Phil Castle, The Business Times
Call them variations on a theme. Grand Valley lawmakers plan to propose a number of measures during the state legislative session that offer regulatory relief.
Among the proposed bills from State Sen. Steve King, and State Reps. Laura Bradford and Ray Scott are efforts to postpone new state rules on wastewater treatment, limit fines on minor violations, allow home-based businesses to sell baked goods and expand the ability of businesses to join improvement districts.
The added benefits to helping businesses include job growth and economic recovery, the three said.
“Jobs and the economy are obviously No. 1,” said Scott, R-Grand Junction. “We’ve got to get pressure off the small business people.”
King, R-Grand Junction, has proposed a three-year moratorium on new state regulations on wastewater treatment he said would impose an estimated $2 billion in costs statewide. The measure would prevent the Colorado Department of Public Health and Environment (CDPHE) from implementing changes in regulations that require reductions in nitrogen and phosphorus discharged from wastewater treatment plants, so-called nutrients that promote algae growth in rivers and lakes.
King said small and medium-sized municipalities and water districts can’t afford to make changes to comply with the rules. The moratorium would offer time to further consider the rules and perhaps modify them, he said. “I’m hoping we can find some compromise.”
King also plans to carry legislation in the State Senate that would limit state agency fines for minor violations, including those imposed against businesses. In addition, the measure would allow violators opportunities to correct violations before fines are imposed. State Rep. Don Coram, R-Montrose, will serve as prime sponsor of the measure in the House.
State Rep. Bradford, R-Collbran, expects to continue work on what she considers incremental changes to legislation.
She’s been working with the Colorado Department of Personnel and Administration to implement uniform compensation policies for state employees, including policies regulating accumulated unused sick leave. Bradford said the state paid $62,000 to one retiring employee for unused sick leave and by one estimate could owe a total of $367 million to current employees.

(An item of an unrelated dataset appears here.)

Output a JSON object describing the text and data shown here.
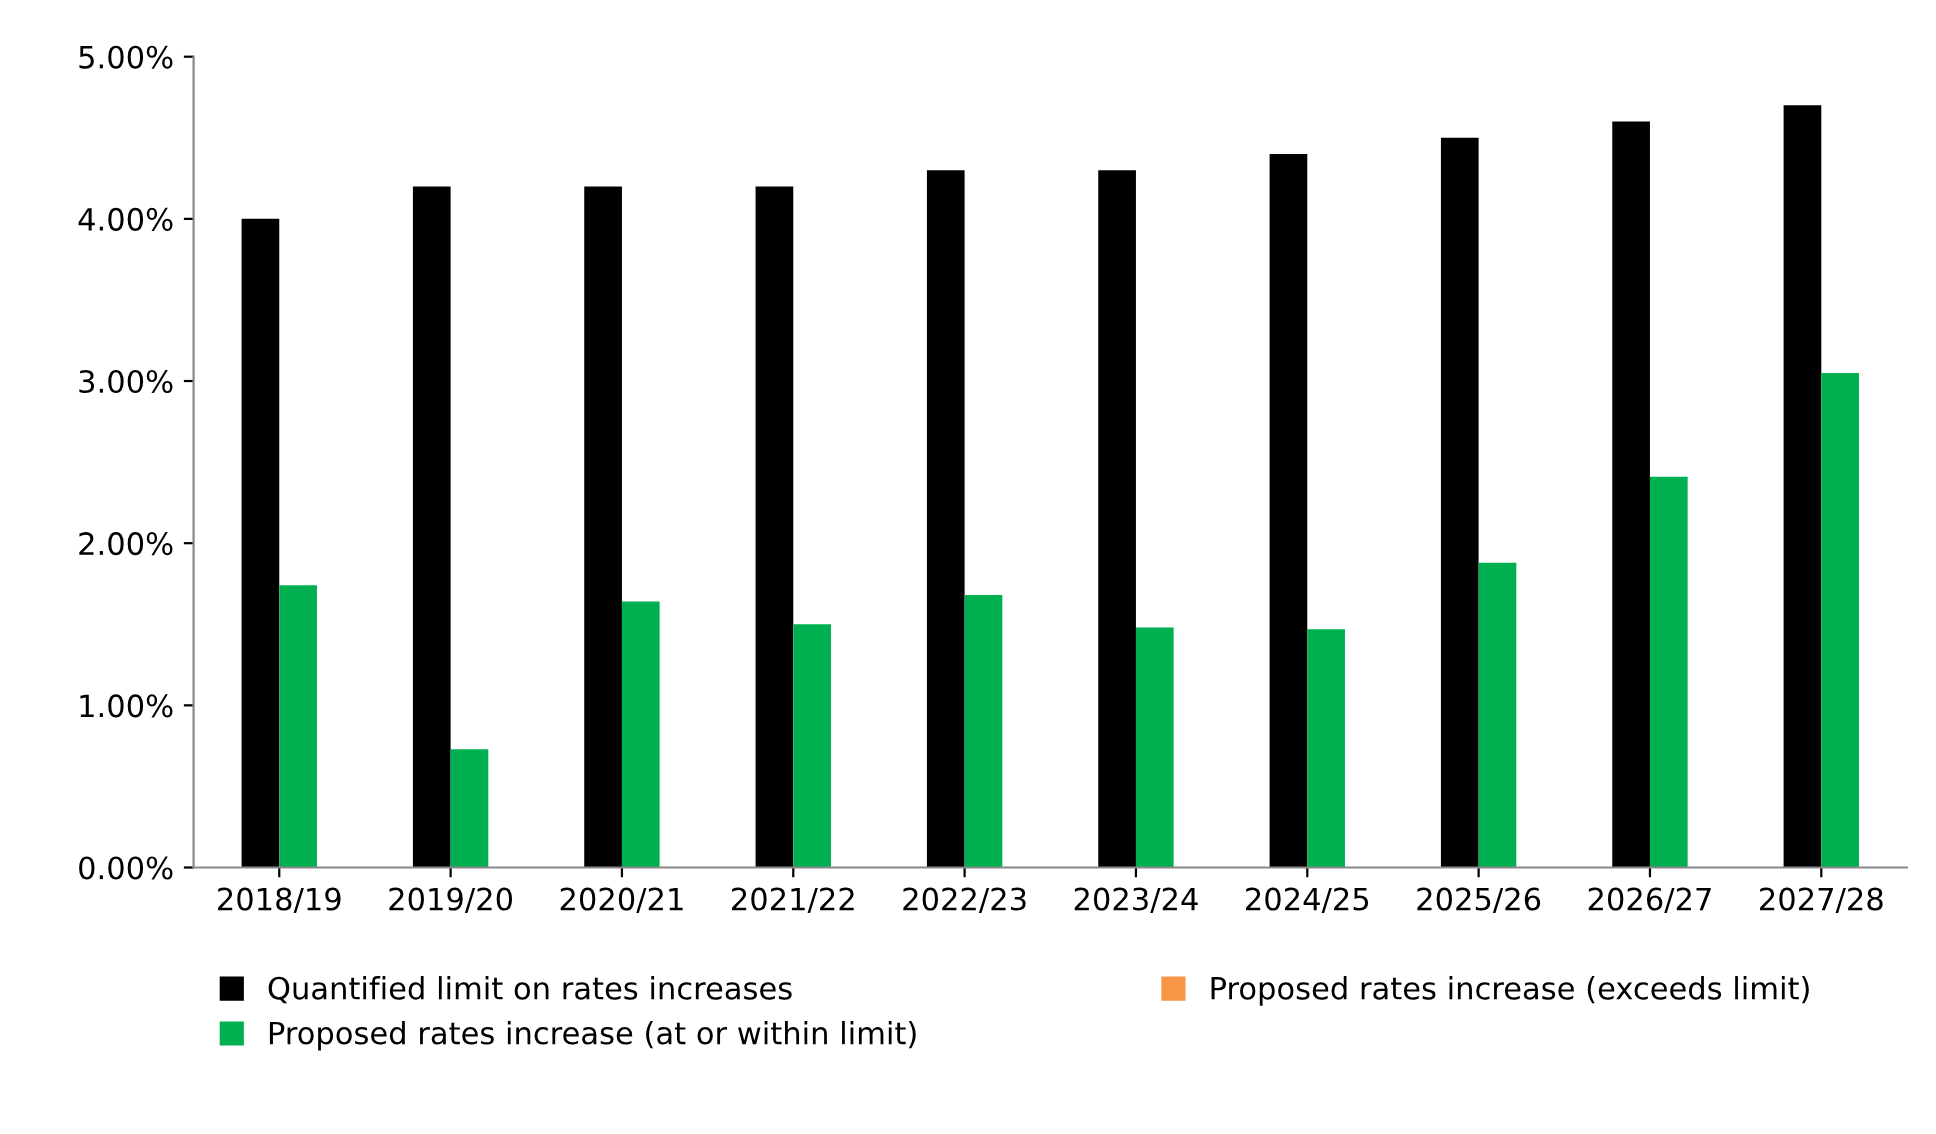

The legislation would implement over time caps on how much unused sick leave could accumulate.
An additional review of compensation policies also will be needed in the future to look into how the state pays its employees overtime, Bradford said. In some cases, it might be less expensive to hire additional staff than pay large amounts of overtime. “It’s a tool. Is the state using that tool to its maximum efficiency and fairness?”
Bradford also hopes to change legislation to allow home-based businesses to sell cakes and other baked goods. The measure would prevent counties from prohibiting such businesses as well as set up a state registry for those operations.
Another measure would change state legislation to expand the ability of businesses to voluntarily join improvement districts, Bradford said. The measure would expand eligibility to join districts beyond the contiguous geographic area to include nearby businesses.
Still another measure would extend the state tax exemption on beetle-killed timber to include timber killed by both pine beetles and spruce beetles. Bradford said the distinction is important in avoiding barriers to harvesting and using that wood.
Among the measures Scott is considering is a measure to reinstate the property tax exemption for qualifying homeowners over age 65. The exemption was suspended to address state budget deficits.
“Colorado can’t balance its budget on the backs of seniors,” Scott said. “If it means less government, then that’s what we’re going to do.”
While projections for an improving economy and increasing tax revenues bode well, Scott said he hopes the Legislature will set aside some of those revenues in preparation for the next downturn rather than increase spending. “We should be trying to save now.”